A decisão de escrever esta série nasceu de uma conversa intensa que mantive com o malogrado Professor Bernhard Weimer no final de 2024, quando o país atravessava uma grande agitação, em grande parte protagonizada pela juventude. Essa memória traz-me de volta à questão essencial: sem emprego para o meio milhão de jovens que anualmente atinge a idade laboral, Moçambique estará sempre exposto a potenciais focos de instabilidade social.

É, por isso, decisivo que a política de geração de emprego seja assumida como questão central. Os megaprojetos de energia ou de recursos naturais — como LNG Total, Cahora Bassa Norte, Mphanda Nkuwa ou Mozal — podem ser importantes, mas não bastam por si mesmos. Eles devem ser concebidos e avaliados não apenas como ícones de modernização ou fontes de receitas de exportação, mas como suporte à criação de empregos dignos e sustentáveis para a maioria dos moçambicanos.

Foi nesta linha que Ajay Banga, presidente do Banco Mundial, insistiu na sua recente entrevista à BBC pouco depois de visitar Moçambique sublinhando que o verdadeiro desafio do nosso tempo é a criação de empregos. E apontou pistas: energia como direito humano; pequenas e médias empresas (PMEs) como motor de trabalho; comércio intrarregional como oportunidade de crescimento; e tecnologias acessíveis, como a chamada “pequena inteligência artificial”, capazes de apoiar agricultores e serviços de saúde em contextos locais.

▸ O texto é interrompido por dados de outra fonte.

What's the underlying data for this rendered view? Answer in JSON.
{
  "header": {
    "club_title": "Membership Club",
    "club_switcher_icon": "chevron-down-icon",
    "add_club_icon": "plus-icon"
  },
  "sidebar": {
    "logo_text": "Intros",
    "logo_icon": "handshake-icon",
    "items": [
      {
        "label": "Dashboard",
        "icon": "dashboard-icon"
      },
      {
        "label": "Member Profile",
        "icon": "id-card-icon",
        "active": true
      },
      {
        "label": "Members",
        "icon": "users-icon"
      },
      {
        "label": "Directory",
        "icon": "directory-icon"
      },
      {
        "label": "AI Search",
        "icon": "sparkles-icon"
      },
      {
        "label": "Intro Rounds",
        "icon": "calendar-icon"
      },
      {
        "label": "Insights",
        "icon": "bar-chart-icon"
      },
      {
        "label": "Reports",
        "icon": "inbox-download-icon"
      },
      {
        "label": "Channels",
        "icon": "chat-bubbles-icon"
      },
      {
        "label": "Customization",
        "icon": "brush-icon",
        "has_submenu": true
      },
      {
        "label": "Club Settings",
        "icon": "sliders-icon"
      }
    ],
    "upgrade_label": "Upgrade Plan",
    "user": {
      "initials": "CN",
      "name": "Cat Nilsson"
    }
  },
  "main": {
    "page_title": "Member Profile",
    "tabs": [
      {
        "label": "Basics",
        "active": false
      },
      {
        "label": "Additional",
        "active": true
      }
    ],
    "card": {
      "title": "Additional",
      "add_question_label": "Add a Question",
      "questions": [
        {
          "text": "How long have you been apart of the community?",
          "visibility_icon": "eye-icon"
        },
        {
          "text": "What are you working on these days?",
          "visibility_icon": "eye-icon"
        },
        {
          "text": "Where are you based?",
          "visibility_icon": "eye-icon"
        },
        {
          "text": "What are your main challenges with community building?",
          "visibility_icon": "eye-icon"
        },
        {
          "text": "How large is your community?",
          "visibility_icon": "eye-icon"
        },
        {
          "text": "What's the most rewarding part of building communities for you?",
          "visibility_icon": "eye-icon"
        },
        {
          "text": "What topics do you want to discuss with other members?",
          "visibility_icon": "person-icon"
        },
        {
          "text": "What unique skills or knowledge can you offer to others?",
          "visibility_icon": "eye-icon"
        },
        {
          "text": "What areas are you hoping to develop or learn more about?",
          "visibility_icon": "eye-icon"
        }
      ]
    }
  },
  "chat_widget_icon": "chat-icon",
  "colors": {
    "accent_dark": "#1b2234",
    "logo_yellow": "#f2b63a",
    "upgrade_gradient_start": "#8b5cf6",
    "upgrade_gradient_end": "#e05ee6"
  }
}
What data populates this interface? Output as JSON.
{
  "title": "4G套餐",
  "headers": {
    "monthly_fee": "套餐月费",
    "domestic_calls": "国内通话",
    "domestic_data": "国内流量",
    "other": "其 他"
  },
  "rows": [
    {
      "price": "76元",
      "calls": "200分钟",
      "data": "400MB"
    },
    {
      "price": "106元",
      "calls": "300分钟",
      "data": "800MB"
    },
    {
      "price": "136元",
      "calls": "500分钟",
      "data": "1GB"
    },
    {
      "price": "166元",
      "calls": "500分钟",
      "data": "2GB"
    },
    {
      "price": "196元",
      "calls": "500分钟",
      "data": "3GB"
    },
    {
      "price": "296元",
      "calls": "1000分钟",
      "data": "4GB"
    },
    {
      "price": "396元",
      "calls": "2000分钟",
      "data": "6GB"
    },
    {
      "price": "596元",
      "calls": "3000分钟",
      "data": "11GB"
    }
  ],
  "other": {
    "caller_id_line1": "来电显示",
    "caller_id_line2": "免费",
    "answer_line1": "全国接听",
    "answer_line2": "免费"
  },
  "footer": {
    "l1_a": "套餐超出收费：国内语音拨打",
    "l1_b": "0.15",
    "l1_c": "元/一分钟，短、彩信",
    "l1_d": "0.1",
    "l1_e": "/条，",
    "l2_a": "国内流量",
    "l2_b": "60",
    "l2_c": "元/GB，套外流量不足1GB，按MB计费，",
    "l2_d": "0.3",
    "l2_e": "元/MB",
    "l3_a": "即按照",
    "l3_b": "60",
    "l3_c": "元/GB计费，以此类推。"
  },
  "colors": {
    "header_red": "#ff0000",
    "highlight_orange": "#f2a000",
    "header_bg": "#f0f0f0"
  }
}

A pergunta que devemos colocar, no entanto, é: até que ponto Moçambique está preparado para transformar essas ideias em realidade?

Emprego como métrica central

Durante demasiado tempo, avaliámos o sucesso das políticas públicas pela quantidade de recursos desembolsados, pelos quilómetros de estradas inauguradas ou pelos megawatts adicionados à rede elétrica. Mas o indicador que realmente conta é outro: quantos empregos dignos e sustentáveis foram criados.

Num país onde o setor formal absorve menos de 5% dos jovens que todos os anos entram no mercado de trabalho, a ausência de empregos formais ameaça não apenas o desenvolvimento económico, mas também a coesão social e a estabilidade política.

Energia para o desenvolvimento produtivo

A visita recente de Ajay Banga a Moçambique centrou-se em Cahora Bassa e na mobilização de financiamento para expandir a capacidade energética. Sem dúvida, é um projeto de vulto. Mas a pergunta que se impõe é se essa nova energia vai apenas alimentar megaprojetos exportadores ou se será direcionada também para uso produtivo em PMEs, agricultura e serviços locais.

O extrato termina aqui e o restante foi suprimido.